Educated by Tara Westover

(Dquinnelly1!) #1

When I was a child, I waited for my mind to grow, for my


experiences to accumulate and my choices to solidify, taking shape into
the likeness of a person. That person, or that likeness of one, had
belonged. I was of that mountain, the mountain that had made me. It
was only as I grew older that I wondered if how I had started is how I
would end—if the first shape a person takes is their only true shape.


As I write the final words of this story, I’ve not seen my parents in
years, since my grandmother’s funeral. I’m close to Tyler, Richard and
Tony, and from them, as well as from other family, I hear of the
ongoing drama on the mountain—the injuries, violence and shifting
loyalties. But it comes to me now as distant hearsay, which is a gift. I
don’t know if the separation is permanent, if one day I will find a way
back, but it has brought me peace.


That peace did not come easily. I spent two years enumerating my
father’s flaws, constantly updating the tally, as if reciting every
resentment, every real and imagined act of cruelty, of neglect, would
justify my decision to cut him from my life. Once justified, I thought
the strangling guilt would release me and I could catch my breath.

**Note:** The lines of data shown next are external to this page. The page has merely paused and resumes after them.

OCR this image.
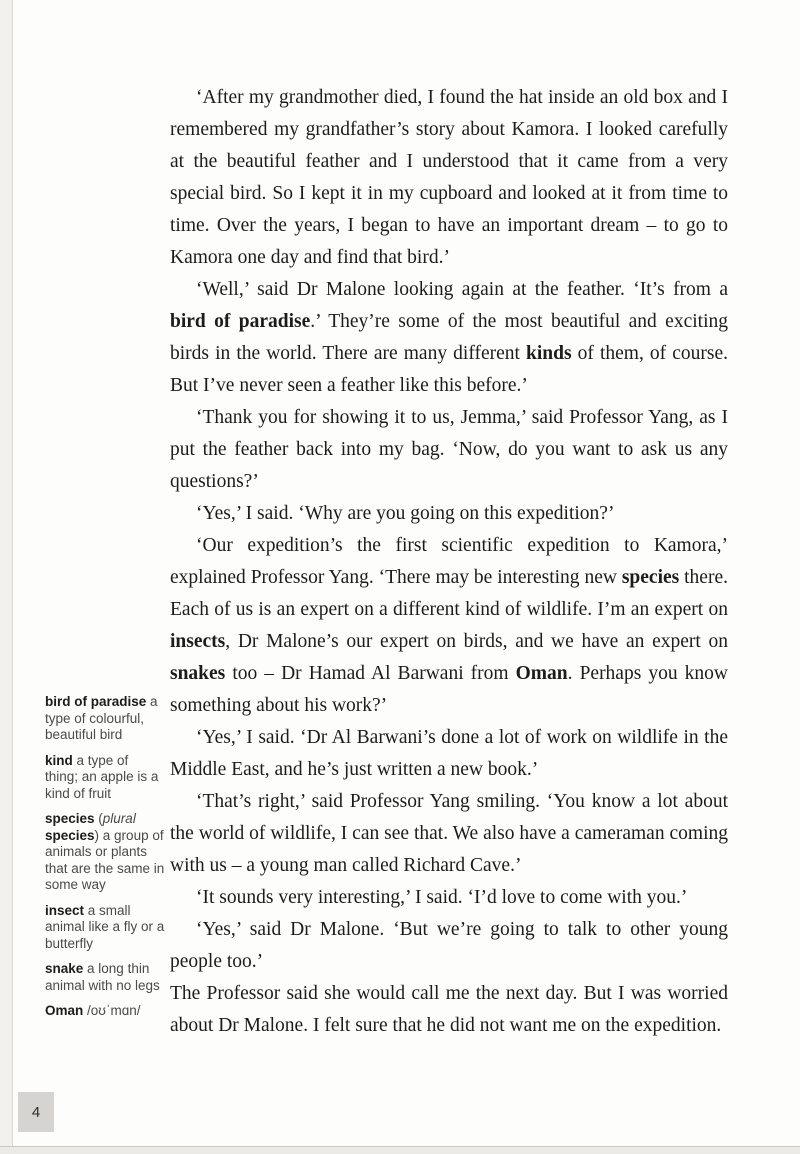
bird of paradise a type of colourful, beautiful bird
kind a type of thing; an apple is a kind of fruit
species (plural species) a group of animals or plants that are the same in some way
insect a small animal like a fly or a butterfly
snake a long thin animal with no legs
Oman /oʊˈmɑn/

‘After my grandmother died, I found the hat inside an old box and I remembered my grandfather’s story about Kamora. I looked carefully at the beautiful feather and I understood that it came from a very special bird. So I kept it in my cupboard and looked at it from time to time. Over the years, I began to have an important dream – to go to Kamora one day and find that bird.’

‘Well,’ said Dr Malone looking again at the feather. ‘It’s from a bird of paradise.’ They’re some of the most beautiful and exciting birds in the world. There are many different kinds of them, of course. But I’ve never seen a feather like this before.’

‘Thank you for showing it to us, Jemma,’ said Professor Yang, as I put the feather back into my bag. ‘Now, do you want to ask us any questions?’

‘Yes,’ I said. ‘Why are you going on this expedition?’

‘Our expedition’s the first scientific expedition to Kamora,’ explained Professor Yang. ‘There may be interesting new species there. Each of us is an expert on a different kind of wildlife. I’m an expert on insects, Dr Malone’s our expert on birds, and we have an expert on snakes too – Dr Hamad Al Barwani from Oman. Perhaps you know something about his work?’

‘Yes,’ I said. ‘Dr Al Barwani’s done a lot of work on wildlife in the Middle East, and he’s just written a new book.’

‘That’s right,’ said Professor Yang smiling. ‘You know a lot about the world of wildlife, I can see that. We also have a cameraman coming with us – a young man called Richard Cave.’

‘It sounds very interesting,’ I said. ‘I’d love to come with you.’

‘Yes,’ said Dr Malone. ‘But we’re going to talk to other young people too.’

The Professor said she would call me the next day. But I was worried about Dr Malone. I felt sure that he did not want me on the expedition.

4
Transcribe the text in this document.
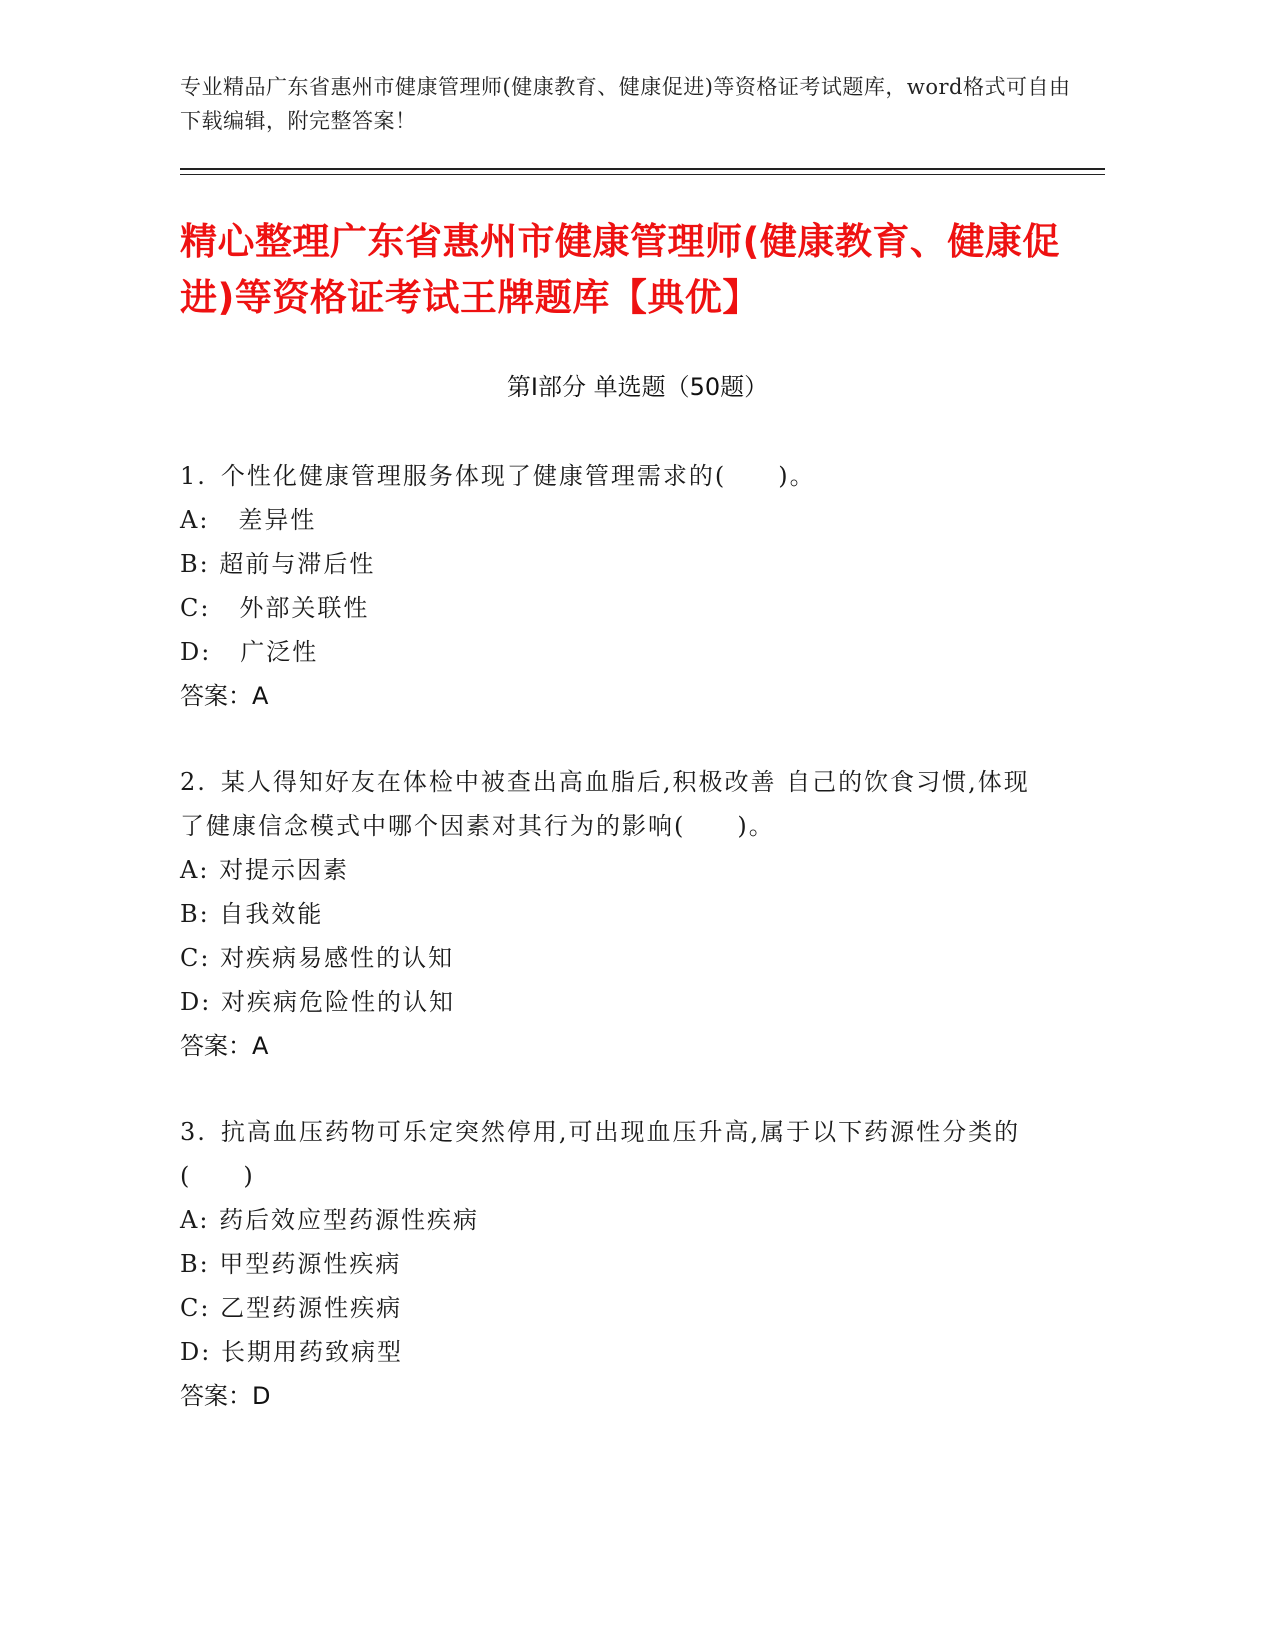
专业精品广东省惠州市健康管理师(健康教育、健康促进)等资格证考试题库，word格式可自由下载编辑，附完整答案！
精心整理广东省惠州市健康管理师(健康教育、健康促进)等资格证考试王牌题库【典优】
第Ⅰ部分 单选题（50题）
1. 个性化健康管理服务体现了健康管理需求的(　　)。
A:   差异性
B: 超前与滞后性
C:   外部关联性
D:   广泛性
答案：A
2. 某人得知好友在体检中被查出高血脂后,积极改善 自己的饮食习惯,体现了健康信念模式中哪个因素对其行为的影响(　　)。
A: 对提示因素
B: 自我效能
C: 对疾病易感性的认知
D: 对疾病危险性的认知
答案：A
3. 抗高血压药物可乐定突然停用,可出现血压升高,属于以下药源性分类的(　　)
A: 药后效应型药源性疾病
B: 甲型药源性疾病
C: 乙型药源性疾病
D: 长期用药致病型
答案：D
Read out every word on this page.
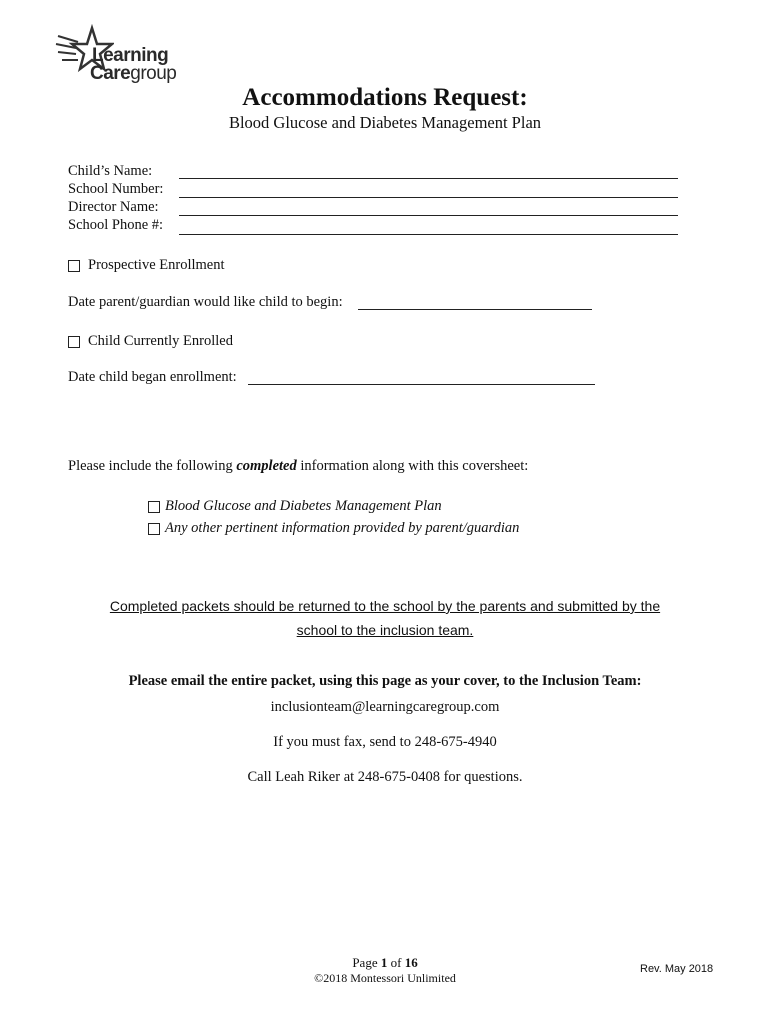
Learning
Caregroup
Accommodations Request:
Blood Glucose and Diabetes Management Plan
Child’s Name:
School Number:
Director Name:
School Phone #:
Prospective Enrollment
Date parent/guardian would like child to begin:
Child Currently Enrolled
Date child began enrollment:
Please include the following completed information along with this coversheet:
Blood Glucose and Diabetes Management Plan
Any other pertinent information provided by parent/guardian
Completed packets should be returned to the school by the parents and submitted by the
school to the inclusion team.
Please email the entire packet, using this page as your cover, to the Inclusion Team:
inclusionteam@learningcaregroup.com
If you must fax, send to 248-675-4940
Call Leah Riker at 248-675-0408 for questions.
Page 1 of 16
©2018 Montessori Unlimited
Rev. May 2018
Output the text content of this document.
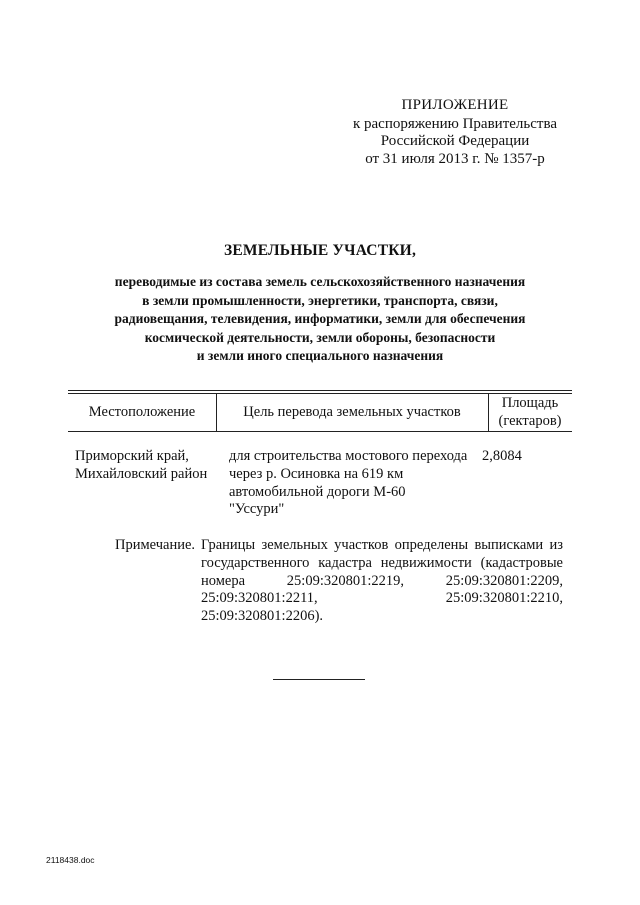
ПРИЛОЖЕНИЕ
к распоряжению Правительства
Российской Федерации
от 31 июля 2013 г. № 1357-р
ЗЕМЕЛЬНЫЕ УЧАСТКИ,
переводимые из состава земель сельскохозяйственного назначения
в земли промышленности, энергетики, транспорта, связи,
радиовещания, телевидения, информатики, земли для обеспечения
космической деятельности, земли обороны, безопасности
и земли иного специального назначения
Местоположение	Цель перевода земельных участков
Площадь
(гектаров)
Приморский край,
Михайловский район
для строительства мостового перехода
через р. Осиновка на 619 км
автомобильной дороги М-60
"Уссури"
2,8084
Примечание. Границы земельных участков определены выписками из государственного кадастра недвижимости (кадастровые номера 25:09:320801:2219, 25:09:320801:2209, 25:09:320801:2211, 25:09:320801:2210, 25:09:320801:2206).
2118438.doc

But vindication has no power over guilt. No amount of anger or rage
directed at others can subdue it, because guilt is never about them.
Guilt is the fear of one’s own wretchedness. It has nothing to do with
other people.


I shed my guilt when I accepted my decision on its own terms,
without endlessly prosecuting old grievances, without weighing his
sins against mine. Without thinking of my father at all. I learned to
accept my decision for my own sake, because of me, not because of
him. Because I needed it, not because he deserved it.